Two factor authentication allows you to set up a second layer of authentication for your account so it stays safe even if your password is compromised by requiring you to enter a six digit code that is generated at certain intervals on your smartphone.
Only for Enterprise Edition
Active Directory plugin is a paid plugin and only for Enterprise Edition customers. In order to get more information about deployment and pricing, please get in touch with us.
Setting up 2FA for your account
To set up two factor authentication for your account, navigate to User Settings and click the on-off switch for Two Factor Authentication. This will show a modal.
How can I find this screen?
You should click the user icon at the top right and select Settings in the opened menu to access this screen.

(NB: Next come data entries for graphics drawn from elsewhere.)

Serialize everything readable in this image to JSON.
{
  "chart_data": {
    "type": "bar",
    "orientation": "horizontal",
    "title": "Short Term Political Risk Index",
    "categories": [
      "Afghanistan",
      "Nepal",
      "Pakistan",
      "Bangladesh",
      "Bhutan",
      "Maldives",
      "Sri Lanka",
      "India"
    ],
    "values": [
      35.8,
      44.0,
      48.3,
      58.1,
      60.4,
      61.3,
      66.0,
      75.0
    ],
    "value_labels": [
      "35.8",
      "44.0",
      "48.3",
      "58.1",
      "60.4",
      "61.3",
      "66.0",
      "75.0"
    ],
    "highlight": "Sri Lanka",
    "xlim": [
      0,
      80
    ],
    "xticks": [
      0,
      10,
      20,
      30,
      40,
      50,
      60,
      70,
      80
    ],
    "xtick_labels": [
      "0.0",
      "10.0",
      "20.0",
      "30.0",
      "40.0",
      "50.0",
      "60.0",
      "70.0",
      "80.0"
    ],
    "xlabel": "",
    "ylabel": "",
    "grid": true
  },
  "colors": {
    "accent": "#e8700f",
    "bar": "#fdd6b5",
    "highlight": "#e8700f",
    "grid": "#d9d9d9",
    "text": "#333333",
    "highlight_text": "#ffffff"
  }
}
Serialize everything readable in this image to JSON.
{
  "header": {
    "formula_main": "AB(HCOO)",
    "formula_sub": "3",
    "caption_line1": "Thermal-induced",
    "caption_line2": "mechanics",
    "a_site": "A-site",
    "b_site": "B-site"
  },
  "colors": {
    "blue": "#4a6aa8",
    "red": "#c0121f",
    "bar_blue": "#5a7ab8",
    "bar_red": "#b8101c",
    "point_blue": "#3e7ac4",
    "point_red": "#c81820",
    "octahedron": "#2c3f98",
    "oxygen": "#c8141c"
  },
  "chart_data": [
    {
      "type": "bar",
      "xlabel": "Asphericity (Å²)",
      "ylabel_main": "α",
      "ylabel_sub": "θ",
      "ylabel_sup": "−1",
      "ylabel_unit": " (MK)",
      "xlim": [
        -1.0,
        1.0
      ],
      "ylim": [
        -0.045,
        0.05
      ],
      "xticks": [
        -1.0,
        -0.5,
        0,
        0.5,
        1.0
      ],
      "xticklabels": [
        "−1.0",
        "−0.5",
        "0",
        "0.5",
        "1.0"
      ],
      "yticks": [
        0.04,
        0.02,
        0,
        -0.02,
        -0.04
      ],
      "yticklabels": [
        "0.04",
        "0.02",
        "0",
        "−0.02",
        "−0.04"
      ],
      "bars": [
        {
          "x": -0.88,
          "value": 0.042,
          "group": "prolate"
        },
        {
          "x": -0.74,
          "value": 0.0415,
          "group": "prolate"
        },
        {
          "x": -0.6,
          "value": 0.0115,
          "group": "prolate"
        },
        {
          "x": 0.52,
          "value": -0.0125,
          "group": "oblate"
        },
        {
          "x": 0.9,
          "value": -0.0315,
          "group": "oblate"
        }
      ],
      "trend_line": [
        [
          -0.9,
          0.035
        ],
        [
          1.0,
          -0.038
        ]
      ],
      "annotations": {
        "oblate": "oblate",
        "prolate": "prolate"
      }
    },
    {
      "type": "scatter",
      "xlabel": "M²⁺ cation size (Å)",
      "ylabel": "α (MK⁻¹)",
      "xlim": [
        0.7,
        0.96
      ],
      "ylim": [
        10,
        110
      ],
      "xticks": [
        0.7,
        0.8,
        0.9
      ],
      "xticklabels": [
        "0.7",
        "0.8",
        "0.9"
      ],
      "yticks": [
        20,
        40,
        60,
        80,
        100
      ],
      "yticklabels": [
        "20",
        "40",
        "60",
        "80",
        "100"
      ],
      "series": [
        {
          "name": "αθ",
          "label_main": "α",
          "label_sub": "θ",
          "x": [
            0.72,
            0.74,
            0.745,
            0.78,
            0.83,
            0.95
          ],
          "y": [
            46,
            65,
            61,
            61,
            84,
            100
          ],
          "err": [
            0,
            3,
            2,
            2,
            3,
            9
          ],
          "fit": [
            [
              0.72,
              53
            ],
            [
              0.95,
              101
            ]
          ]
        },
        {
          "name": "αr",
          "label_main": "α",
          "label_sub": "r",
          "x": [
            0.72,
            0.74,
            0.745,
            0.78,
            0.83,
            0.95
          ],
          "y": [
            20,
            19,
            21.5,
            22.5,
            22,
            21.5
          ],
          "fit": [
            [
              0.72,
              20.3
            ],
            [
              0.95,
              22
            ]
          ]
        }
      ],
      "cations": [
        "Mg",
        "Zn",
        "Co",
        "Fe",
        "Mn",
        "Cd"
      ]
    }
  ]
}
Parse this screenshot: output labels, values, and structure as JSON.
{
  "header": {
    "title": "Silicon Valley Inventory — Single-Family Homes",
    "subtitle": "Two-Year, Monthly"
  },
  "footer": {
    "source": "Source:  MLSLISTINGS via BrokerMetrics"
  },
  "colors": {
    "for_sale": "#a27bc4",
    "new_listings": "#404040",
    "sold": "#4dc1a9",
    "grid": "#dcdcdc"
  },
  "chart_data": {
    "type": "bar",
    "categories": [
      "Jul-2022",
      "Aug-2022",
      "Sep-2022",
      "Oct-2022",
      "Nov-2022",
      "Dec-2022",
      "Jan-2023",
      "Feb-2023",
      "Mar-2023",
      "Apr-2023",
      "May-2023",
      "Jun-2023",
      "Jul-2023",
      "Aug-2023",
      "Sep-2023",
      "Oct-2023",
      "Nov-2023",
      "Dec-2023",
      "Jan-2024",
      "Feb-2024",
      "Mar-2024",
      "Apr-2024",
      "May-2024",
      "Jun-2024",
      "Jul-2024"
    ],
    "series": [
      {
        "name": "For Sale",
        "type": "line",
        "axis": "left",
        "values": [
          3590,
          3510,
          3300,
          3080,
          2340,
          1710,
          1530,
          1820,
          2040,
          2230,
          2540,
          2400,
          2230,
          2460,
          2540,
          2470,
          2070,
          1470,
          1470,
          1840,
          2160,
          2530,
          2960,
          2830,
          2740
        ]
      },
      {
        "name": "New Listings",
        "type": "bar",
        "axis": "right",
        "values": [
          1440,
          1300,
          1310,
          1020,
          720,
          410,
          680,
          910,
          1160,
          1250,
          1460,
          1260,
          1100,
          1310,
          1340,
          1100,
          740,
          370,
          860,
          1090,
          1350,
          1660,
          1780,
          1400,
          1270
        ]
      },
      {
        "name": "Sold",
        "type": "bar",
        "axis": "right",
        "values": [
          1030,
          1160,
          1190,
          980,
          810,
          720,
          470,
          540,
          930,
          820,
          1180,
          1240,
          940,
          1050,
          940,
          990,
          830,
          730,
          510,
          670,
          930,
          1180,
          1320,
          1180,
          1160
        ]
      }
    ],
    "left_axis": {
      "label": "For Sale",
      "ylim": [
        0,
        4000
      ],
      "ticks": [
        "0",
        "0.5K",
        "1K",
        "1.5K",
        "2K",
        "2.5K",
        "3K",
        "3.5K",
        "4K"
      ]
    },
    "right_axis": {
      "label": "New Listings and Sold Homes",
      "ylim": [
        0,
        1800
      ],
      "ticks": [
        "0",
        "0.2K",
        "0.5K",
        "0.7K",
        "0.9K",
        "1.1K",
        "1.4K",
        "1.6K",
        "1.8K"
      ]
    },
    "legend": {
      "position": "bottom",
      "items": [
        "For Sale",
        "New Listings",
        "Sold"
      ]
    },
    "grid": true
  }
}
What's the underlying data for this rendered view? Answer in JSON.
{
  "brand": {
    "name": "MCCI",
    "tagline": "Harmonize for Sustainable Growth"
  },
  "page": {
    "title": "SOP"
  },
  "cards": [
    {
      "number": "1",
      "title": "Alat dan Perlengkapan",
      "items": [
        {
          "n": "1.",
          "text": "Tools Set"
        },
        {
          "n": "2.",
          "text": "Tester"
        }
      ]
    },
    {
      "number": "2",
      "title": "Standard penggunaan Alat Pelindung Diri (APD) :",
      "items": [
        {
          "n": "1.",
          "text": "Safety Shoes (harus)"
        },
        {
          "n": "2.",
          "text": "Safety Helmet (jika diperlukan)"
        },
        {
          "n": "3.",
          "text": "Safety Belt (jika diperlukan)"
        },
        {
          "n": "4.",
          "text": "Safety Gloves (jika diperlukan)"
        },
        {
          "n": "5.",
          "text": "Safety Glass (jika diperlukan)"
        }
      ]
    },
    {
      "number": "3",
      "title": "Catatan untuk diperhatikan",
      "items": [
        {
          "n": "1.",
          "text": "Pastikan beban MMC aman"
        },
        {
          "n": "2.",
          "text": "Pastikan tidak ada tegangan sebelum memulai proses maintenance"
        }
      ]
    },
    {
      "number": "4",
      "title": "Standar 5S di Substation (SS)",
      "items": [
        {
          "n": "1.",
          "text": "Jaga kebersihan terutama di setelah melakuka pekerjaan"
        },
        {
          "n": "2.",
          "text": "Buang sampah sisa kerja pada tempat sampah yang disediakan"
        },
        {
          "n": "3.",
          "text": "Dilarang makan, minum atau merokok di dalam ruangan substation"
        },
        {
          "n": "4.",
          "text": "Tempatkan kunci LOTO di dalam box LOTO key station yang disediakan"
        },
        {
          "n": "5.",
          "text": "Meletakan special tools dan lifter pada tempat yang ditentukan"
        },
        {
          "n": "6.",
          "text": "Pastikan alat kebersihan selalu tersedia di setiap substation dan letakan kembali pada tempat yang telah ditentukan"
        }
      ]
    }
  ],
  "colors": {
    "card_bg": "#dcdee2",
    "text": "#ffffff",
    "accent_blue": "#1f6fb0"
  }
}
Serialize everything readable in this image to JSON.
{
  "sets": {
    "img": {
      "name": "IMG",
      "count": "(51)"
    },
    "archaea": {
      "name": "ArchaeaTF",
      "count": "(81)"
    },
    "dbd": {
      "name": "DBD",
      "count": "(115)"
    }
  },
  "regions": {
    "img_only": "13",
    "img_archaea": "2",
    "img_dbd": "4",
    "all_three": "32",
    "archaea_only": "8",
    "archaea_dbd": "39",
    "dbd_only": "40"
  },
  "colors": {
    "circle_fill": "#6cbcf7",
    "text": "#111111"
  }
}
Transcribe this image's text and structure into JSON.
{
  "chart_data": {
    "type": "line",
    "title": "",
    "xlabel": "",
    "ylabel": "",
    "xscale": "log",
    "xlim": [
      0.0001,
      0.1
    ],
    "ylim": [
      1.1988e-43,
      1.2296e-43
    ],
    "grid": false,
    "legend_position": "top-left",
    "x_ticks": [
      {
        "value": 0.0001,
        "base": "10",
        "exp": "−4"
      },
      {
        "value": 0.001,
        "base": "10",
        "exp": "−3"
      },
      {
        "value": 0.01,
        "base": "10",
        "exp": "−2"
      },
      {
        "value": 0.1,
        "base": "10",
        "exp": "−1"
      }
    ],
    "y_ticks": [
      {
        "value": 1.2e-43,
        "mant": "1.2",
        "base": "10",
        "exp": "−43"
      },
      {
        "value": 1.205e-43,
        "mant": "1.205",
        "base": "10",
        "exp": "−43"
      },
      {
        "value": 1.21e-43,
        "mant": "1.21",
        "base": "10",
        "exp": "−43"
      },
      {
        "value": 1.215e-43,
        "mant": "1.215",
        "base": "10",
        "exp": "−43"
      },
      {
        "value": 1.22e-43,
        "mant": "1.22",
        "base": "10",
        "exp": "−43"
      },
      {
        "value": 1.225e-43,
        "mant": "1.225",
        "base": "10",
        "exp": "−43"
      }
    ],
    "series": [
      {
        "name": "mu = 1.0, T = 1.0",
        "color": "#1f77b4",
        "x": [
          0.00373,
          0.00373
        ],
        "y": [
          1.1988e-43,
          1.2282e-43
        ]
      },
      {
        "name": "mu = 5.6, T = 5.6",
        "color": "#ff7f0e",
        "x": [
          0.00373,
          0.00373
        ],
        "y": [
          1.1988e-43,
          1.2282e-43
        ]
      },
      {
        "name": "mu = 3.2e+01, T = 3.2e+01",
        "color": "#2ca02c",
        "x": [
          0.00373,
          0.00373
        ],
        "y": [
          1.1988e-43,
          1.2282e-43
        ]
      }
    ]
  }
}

To set up and use two factor authentication, you need to have an authenticator app on your smartphone. After installing it you need to scan the given QR code with the authenticator, storing your secret on your phone.
Now that your authenticator is generating authentication codes, enter the current one into the field before it expires and click confirm. This should finish the process, notifying you that you have succesfully set up two factor authentication for your account.
Globally enforcing 2FA
As a global administrator, you can require all users to 2FA by switching "Enforce globally" on for Two Factor Authentication in Configurations. Users who have not set up 2FA yet will be asked to set it up before they proceed on their next login.
What if someone loses their phone
In the unfortunate case that a user loses their phone, they can ask their instance's administration to disable 2FA for their account so they can log in and set it up again.
If everything seems set up right yet the server rejects authentication codes without any errors, we recommend checking the system time to see if it is correct. Keep in mind that timezones do not affect this but being a few seconds ahead or behind UTC can break 2FA validation.